How Long Do Scones Stay Fresh?
Freshly baked scones can last for a day or 2 at room temperature if stored properly, any longer they become dry and very crumbly.
Why Are My Scones Not Rising?
There are many reasons why your scones are not rising. The last thing you want is flat scones.
- Make sure you are using the correct flour. The flour I use in this recipe is self-rising flour which contains salt and baking powder (rising agent) this helps the scones to rise.
I always put in extra baking powder to make them rise further but this is a personal preference.
- Is your oven pre-heated to the right temperature? Before you put your scones in the oven, give the oven enough time to pre-heat. If you put your scones too early, it will cause the rising agent not to work to the best if its ability.
- Do not overwork the dough or your scones will become very dense. You just need to bring everything together without having to knead much at all.
Keep the oven door shut, no matter how tempted you get to open it. The more times you open the door the more likely your scones won’t rise enough.
Why Are My Scones Hard?
In the beginning my scones used to turn out hard but then I realized I was making two mistakes.
If you are in the same boat not to worry, there is a simple rule of thumb you need to remember and that is:
Don’t overwork the dough, the less the better.
If you overwork the dough, you will get scones that are chewy and hard. That’s the last thing you want after all your hard work.
You only need to bring all the ingredients together to form a rough dough.
Another reason is overcooking your scones.
Once your scones turn light golden brown it time to take them out, any longer and you risk them becoming hard and dry.
How Do You Soften Hard Scones?
Worst case scenario, if your scones turn out to be hard don’t be disheartened, a lesson learned for next time.
Just put them in the microwave for 30 seconds with a glass of water and the moisture from the water will get absorbed by the scones making them soft again.
Can I Substitute Self-Rising Flour With All-Purpose Flour To Make Scones?
Yes, you can use all-purpose flour instead of self-rising flour.
The difference between the two is that self-rising flour has baking powder and salt already added to it.
So, if you use all-purpose flour don’t forgot to add the baking powder and salt.
I normally substitute a cup of self-rising flour for a cup of all-purpose flour and to this I add 1 teaspoon of baking powder and ½ teaspoon of salt. Keep in mind it varies from four to flour.
What To Eat Your Scones With?
The traditional way to serve British scones is with a scoop of clotted cream with some strawberry jam.
Here is a fun fact, in the UK when it comes to scones the biggest question is, what makes scones taste better, putting on the clotted cream first or the jam (no joke, for reals). Lol
Or you can eat them plain with a little bit of butter. Whichever way you decide to eat your scones, one thing is for sure, you will want to bake some more.

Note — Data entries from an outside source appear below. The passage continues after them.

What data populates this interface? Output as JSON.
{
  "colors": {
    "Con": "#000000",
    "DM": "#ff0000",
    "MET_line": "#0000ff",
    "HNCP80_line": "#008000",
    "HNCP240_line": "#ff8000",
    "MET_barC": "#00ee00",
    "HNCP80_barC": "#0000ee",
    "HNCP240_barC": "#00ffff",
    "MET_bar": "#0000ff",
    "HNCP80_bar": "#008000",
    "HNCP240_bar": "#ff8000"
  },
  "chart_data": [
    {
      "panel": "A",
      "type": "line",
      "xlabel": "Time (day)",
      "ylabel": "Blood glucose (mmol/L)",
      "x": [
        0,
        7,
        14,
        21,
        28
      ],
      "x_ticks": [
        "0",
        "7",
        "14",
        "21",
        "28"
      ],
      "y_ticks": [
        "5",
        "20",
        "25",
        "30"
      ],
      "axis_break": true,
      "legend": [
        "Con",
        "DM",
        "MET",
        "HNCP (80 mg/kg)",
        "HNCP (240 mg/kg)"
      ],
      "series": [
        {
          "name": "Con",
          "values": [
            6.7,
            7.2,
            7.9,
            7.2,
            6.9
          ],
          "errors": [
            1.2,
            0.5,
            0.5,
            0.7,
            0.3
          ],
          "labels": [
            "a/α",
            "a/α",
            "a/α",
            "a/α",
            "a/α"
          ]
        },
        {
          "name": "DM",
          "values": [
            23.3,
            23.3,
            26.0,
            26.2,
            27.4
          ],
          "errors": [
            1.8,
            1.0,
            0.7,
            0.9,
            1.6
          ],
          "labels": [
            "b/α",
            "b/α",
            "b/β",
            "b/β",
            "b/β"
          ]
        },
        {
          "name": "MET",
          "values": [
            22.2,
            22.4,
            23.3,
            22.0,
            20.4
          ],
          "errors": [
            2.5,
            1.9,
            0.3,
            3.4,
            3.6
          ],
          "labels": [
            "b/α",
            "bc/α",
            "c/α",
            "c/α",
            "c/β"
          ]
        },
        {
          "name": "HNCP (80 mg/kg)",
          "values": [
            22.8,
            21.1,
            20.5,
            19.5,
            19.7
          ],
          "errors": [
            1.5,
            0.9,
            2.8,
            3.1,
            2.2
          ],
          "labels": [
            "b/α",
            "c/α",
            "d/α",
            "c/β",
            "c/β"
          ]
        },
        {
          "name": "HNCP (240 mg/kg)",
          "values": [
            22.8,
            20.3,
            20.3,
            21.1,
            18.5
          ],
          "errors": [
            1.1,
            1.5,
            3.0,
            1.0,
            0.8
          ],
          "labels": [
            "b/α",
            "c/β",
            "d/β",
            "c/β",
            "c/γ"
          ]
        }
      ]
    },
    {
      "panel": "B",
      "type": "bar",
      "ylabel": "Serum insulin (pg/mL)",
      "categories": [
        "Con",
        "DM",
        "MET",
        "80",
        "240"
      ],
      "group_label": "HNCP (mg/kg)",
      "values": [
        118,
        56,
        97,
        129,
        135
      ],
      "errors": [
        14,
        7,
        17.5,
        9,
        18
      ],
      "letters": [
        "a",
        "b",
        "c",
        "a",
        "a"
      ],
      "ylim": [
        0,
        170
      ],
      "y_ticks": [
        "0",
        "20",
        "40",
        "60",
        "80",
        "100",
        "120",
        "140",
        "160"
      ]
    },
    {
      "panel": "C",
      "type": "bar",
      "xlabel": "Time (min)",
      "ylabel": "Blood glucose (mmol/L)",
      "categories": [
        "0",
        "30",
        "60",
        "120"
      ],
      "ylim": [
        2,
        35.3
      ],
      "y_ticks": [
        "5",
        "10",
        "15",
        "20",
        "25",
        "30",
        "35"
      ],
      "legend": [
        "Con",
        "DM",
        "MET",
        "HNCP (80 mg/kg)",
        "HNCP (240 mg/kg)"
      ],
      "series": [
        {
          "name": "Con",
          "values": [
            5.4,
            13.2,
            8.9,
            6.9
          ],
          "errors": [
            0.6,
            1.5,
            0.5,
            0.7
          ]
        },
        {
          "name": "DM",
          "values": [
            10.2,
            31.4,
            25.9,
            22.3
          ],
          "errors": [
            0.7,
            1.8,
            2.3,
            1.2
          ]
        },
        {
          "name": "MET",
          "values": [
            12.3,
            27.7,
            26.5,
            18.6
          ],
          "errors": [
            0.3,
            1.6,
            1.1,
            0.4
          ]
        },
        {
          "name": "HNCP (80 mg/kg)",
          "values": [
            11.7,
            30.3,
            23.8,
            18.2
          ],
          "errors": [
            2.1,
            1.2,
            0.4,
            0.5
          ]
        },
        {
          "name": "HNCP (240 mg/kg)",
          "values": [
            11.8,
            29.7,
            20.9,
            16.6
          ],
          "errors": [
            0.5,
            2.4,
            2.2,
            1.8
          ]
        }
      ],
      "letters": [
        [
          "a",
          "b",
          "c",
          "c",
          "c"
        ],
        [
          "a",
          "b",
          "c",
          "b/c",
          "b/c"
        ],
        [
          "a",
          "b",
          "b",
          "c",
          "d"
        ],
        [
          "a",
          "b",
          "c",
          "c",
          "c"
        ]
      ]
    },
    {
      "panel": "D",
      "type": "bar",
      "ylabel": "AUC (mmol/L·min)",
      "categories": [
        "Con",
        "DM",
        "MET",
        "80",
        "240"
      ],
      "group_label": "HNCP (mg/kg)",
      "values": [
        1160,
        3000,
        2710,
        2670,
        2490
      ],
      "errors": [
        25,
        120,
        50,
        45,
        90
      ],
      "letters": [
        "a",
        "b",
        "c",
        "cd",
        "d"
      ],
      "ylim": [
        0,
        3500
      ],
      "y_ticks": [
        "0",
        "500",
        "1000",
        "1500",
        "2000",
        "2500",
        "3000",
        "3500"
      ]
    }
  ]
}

I hope you have found this recipe helpful and that you have fun making your British scones.
Once you have tried this EASIEST BRITISH SCONE RECIPE EVER let us know in the comments how you got on.
- 3 ½ cups all-purpose flour (500g)
- 2 teaspoons baking powder
- 2 tablespoons sugar
- 1 teaspoon salt
- 8 tablespoons unsalted butter (cold) (115g)
- 1 ¼ cups milk (300ml)
- 1 egg for glazing (optional)
- sieve the dry ingredients (all-purpose flour, baking powder,sugar and salt)
- mix all the dry ingredients together.
- add the butter and rub it into the dry ingredients until it looks like lumpy breadcrumbs.
- make a well in the center and pour in the milk slowly.
- Combine together until it just becomes a dough, don't overwork the dough or your scones with turn out to be hard and dense. Roll the dough out on a floured surface until 1 ½ inch thick or gently press down with your hands.
- using a cookie cutter, cut out your scones.
- line a baking tray with parchment paper, glaze your scones with egg and bake until light golden brown. 25 minutes at 350°F / 190°C/ Gas Mark 5***cooking time may vary depending on your oven.